Bracewell directed Bill and produced with Tony Bracewell, Charles Steel and Aly Flind. Principal filming began on 10 February 2014 at locations around Yorkshire, including York Minster, Skipton Castle, Marske-by-the-Sea, Bolton Castle and Selby Abbey. Other filming locations included Stowe School, Caroline Gardens Chapel in Peckham, London, and Weald and Downland Open Air Museum in West Sussex. The closing scenes were filmed at Shakespeare's Globe, a modern recreation of the theatre where many of Shakespeare's plays were first performed.

Bill was released in UK cinemas on 18 September 2015 by Vertigo Films and on DVD and digital download in the UK by NBCUniversal on 15 February 2016. Bill has also been released in cinemas in the United States and Australia.

The film received many positive press reviews and currently scores 94% on Rotten Tomatoes Nigel Andrews wrote in the Financial Times that "This is a comedy. And a puckish, inventive, funny one." In his review in The Guardian, Peter Bradshaw wrote: "Big laughs... There are hints of the Carry Ons, Blackadder and especially Python, with one gag that must surely be a specific homage to Holy Grail.

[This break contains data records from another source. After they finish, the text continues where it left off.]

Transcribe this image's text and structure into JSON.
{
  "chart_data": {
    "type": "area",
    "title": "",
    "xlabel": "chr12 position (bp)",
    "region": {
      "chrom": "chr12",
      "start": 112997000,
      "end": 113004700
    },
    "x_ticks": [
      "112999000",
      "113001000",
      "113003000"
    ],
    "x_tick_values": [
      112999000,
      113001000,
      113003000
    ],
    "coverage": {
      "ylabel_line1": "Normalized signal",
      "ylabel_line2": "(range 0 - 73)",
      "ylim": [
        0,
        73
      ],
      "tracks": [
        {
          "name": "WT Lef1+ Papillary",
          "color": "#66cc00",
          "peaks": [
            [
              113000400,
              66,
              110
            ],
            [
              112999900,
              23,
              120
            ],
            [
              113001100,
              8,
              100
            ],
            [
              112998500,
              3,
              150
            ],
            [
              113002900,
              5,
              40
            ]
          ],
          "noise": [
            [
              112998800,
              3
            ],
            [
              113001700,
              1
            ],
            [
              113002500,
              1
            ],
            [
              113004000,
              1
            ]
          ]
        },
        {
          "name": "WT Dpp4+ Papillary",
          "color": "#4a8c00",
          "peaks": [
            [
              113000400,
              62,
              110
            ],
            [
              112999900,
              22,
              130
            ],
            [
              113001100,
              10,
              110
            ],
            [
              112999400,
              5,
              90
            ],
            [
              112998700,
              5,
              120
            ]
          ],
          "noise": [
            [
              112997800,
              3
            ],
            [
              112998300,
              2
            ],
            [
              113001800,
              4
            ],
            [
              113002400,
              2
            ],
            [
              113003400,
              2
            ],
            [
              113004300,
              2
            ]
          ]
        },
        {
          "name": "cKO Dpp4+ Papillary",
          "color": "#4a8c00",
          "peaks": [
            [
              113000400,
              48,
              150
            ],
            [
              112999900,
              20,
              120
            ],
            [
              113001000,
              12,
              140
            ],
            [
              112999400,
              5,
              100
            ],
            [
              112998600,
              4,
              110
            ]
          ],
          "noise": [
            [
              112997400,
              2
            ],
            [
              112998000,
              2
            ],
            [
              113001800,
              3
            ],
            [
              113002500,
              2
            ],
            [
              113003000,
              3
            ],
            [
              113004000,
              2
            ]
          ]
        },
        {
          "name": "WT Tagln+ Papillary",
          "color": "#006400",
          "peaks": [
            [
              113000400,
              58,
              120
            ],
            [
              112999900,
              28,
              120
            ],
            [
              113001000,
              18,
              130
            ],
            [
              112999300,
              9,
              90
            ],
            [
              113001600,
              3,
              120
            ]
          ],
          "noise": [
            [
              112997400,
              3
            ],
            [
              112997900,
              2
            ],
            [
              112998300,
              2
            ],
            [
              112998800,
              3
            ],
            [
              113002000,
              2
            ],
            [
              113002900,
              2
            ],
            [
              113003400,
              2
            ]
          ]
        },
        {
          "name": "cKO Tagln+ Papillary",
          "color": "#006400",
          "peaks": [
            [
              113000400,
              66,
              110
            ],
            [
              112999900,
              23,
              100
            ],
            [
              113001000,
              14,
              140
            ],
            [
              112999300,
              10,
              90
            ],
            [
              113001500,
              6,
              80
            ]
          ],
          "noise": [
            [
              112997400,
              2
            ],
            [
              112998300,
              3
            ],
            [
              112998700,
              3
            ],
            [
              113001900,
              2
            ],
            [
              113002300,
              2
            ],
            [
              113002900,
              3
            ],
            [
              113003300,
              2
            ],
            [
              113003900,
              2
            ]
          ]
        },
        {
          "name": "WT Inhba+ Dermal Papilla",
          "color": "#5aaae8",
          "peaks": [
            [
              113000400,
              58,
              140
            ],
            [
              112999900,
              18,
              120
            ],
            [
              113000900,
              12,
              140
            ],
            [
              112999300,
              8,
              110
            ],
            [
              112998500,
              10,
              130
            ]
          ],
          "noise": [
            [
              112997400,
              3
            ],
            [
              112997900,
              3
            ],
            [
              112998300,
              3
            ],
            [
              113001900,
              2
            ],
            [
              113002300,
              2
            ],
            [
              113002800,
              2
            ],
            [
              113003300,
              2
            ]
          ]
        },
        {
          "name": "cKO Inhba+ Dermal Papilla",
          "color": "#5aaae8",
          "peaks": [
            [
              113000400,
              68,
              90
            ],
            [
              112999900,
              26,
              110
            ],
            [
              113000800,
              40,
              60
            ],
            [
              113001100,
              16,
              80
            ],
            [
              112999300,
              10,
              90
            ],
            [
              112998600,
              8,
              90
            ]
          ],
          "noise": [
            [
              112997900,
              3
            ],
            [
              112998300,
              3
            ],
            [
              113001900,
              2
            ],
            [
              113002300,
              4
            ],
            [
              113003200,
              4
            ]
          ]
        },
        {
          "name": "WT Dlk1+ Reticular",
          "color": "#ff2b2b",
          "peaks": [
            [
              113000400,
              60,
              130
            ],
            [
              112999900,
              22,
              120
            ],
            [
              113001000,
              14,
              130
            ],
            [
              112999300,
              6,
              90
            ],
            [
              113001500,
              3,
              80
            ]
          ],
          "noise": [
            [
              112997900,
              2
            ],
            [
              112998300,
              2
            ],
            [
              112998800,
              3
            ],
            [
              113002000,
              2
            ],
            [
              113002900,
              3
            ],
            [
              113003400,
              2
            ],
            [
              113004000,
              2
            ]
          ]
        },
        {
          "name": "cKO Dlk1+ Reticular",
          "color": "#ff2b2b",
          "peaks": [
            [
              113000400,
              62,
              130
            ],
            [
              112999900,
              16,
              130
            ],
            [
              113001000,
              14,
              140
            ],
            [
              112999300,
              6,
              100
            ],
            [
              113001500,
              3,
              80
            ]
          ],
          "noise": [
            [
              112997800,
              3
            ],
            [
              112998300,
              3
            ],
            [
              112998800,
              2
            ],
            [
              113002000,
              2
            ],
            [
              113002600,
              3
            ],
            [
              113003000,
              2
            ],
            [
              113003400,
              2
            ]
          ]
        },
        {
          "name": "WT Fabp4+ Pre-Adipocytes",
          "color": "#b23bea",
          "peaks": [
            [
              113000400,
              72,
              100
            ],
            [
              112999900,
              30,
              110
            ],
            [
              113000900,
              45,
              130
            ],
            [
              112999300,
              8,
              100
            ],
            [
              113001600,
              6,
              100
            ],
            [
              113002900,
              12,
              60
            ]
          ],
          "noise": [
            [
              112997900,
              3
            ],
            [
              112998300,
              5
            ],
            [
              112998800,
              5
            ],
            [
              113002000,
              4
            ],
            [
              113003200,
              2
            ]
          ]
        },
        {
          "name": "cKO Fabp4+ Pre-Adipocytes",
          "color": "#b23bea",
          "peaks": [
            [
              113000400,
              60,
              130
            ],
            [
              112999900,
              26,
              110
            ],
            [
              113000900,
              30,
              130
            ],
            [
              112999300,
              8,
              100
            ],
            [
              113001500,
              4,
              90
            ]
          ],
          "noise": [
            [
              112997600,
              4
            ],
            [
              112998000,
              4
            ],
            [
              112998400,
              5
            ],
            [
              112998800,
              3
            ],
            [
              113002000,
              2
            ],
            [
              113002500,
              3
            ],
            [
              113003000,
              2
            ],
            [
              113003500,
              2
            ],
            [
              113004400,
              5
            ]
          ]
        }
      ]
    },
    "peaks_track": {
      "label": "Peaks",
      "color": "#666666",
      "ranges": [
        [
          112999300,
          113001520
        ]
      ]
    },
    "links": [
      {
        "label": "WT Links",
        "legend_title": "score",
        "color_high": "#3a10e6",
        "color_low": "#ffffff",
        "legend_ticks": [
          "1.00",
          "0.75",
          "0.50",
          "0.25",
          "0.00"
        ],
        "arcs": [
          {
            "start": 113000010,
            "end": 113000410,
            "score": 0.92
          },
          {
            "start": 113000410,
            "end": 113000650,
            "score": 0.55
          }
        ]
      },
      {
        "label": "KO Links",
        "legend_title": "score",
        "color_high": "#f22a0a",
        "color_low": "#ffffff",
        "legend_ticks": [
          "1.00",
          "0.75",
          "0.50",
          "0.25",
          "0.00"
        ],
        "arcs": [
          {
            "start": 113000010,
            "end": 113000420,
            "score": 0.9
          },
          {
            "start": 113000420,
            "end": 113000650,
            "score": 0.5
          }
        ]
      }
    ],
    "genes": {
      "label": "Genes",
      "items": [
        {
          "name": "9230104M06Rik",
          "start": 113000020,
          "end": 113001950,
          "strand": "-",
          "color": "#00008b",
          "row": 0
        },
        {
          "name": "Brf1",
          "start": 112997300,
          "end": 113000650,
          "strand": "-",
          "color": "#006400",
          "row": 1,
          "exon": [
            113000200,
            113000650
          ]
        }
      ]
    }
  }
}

In an interview with Den of Geek for the DVD release in February 2016, Bracewell talked about the development, production and release of Bill: "It generated a huge amount of loyalty and warmth. Chris Addison was nothing to do with the production, and he's tweeted about it several times. Paddy Considine did too. Even James Corden all the way over in LA! We get nothing but terrific feedback from fans on Twitter and Facebook. And not just in the UK, but in Australia and from other territories really keen to see it. We didn't do a red carpet, we just did a friends and family screening on the eve of its release. I even bought drinks at my own premiere! It's generated warmth but I think – are we allowed to say things like it's a peculiarly British film? It feels different? It's a little bit quirky? It's got an intentional DIY feel to it? It's meant to be like that. I think maybe that's something people have picked up on. Superhero films aren't so much our cultural history, but we do that kind of comedy really well. I hope that what we've done is something that's wearing its learning on its sleeve. We do know there's a bit of Python in it, we do know there's a bit of Blackadder, but so what? There's Star Wars in there too, because we love those movies."

In 2016, Bracewell was nominated with Rickard and Willbond for the Award for Comedy at the Evening Standard British Film Awards.